In Pune's Lohagadh Fort case, Sia Goyal and Chetan Choudhary are charged with murdering Ketan Agrawal. With no eyewitness or video, the police must build an unbroken chain of circumstantial evidence. The trial will test India’s criminal‑evidence standards.
Key Takeaways
- Sia Goyal and Chetan Choudhary accused of killing Ketan Agrawal
- Police lack direct eyewitness or video proof
- Prosecution must establish an unbroken chain of circumstantial evidence
On 18 June, 26‑year‑old Ketan Agrawal fell from the heights of Pune’s historic Lohagadh Fort, dying on the spot. While the initial investigation treated the incident as an accident, the police later re‑opened the case as a homicide, alleging a conspiracy between Ketan’s fiancée, Sia Goyal, and her alleged lover, Chetan Choudhary.
Police Allegations and Current Evidence Landscape
The Pune rural police contend that Sia, unhappy with a pre‑arranged marriage, was involved in a romantic relationship with Chetan. According to the FIR, the duo planned Ketan’s murder, luring him to the fort’s edge and pushing him off the cliff. Investigators point to meetings at a local café, purported rehearsal of the act, and an earlier “failed attempt” as part of the alleged plot. However, no eyewitness or surveillance footage has yet captured the moment of the push.

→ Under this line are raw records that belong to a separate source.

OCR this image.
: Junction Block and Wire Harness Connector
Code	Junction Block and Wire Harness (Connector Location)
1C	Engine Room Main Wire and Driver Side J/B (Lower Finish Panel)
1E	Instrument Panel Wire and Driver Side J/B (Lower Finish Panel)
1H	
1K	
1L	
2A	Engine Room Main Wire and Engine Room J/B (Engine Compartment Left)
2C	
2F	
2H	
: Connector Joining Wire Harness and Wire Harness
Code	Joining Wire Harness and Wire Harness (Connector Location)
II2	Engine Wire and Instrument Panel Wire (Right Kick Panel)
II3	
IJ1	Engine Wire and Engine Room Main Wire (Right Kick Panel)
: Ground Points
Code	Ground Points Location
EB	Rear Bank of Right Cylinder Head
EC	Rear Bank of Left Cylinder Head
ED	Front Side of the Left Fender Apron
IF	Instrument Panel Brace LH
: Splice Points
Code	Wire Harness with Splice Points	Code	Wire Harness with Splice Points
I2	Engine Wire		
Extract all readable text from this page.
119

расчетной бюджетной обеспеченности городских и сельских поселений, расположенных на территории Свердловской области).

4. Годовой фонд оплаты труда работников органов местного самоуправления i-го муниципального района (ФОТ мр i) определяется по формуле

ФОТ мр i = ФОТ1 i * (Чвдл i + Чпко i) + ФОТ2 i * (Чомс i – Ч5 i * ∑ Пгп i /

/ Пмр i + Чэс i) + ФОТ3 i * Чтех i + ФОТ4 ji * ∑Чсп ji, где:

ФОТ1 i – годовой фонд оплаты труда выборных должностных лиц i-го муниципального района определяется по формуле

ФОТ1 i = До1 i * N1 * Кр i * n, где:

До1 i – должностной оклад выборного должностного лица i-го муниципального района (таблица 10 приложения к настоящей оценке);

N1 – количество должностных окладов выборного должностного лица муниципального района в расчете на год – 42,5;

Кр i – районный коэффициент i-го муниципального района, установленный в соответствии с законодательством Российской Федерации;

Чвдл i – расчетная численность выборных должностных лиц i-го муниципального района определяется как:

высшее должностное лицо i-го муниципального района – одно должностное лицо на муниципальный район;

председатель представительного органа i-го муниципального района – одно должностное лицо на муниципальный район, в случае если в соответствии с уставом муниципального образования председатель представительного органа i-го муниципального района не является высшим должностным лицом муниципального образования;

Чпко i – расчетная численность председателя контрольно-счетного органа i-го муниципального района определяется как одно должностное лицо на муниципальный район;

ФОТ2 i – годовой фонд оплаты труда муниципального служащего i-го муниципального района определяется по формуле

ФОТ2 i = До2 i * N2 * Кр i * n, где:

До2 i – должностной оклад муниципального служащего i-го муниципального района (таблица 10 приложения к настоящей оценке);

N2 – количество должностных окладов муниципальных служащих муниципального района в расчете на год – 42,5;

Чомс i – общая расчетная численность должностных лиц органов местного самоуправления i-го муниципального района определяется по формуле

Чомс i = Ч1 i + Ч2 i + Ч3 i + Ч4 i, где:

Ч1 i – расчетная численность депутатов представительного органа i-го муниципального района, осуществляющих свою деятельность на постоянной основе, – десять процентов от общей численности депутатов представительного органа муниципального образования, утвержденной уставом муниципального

Legal Standards and Core Challenges
Under Indian criminal law, a murder conviction does not strictly require direct evidence; a well‑woven circumstantial case can suffice. The Supreme Court’s judgments in Hanuman v. Madhya Pradesh (1952) and Sharad Bir Dhandh v. Maharashtra (1984) codified the “five‑point test” – each fact must point exclusively to the accused, eliminate alternative explanations, be decisive, and form an unbroken chain. This “unbroken chain” principle is the yardstick the prosecution now faces.
Expert Commentary
Senior advocate Tanveer Ahmed Mir, who previously defended in the high‑profile Arushi‑Hemraj murder case, warns that statements obtained during police custody are rarely admissible as reliable evidence. He stresses that the prosecution cannot merely argue that circumstances are “suspicious”; every link must be corroborated with forensic data, phone‑records, CCTV snapshots, and post‑incident behavior of the accused.
If the police can present a coherent digital trail—call logs, location data, and any recovered CCTV frames—alongside forensic analysis of the impact site, the case may survive the stringent judicial scrutiny. Failure to do so could see the matter linger in “investigation pending” status, eroding public confidence in the criminal justice system.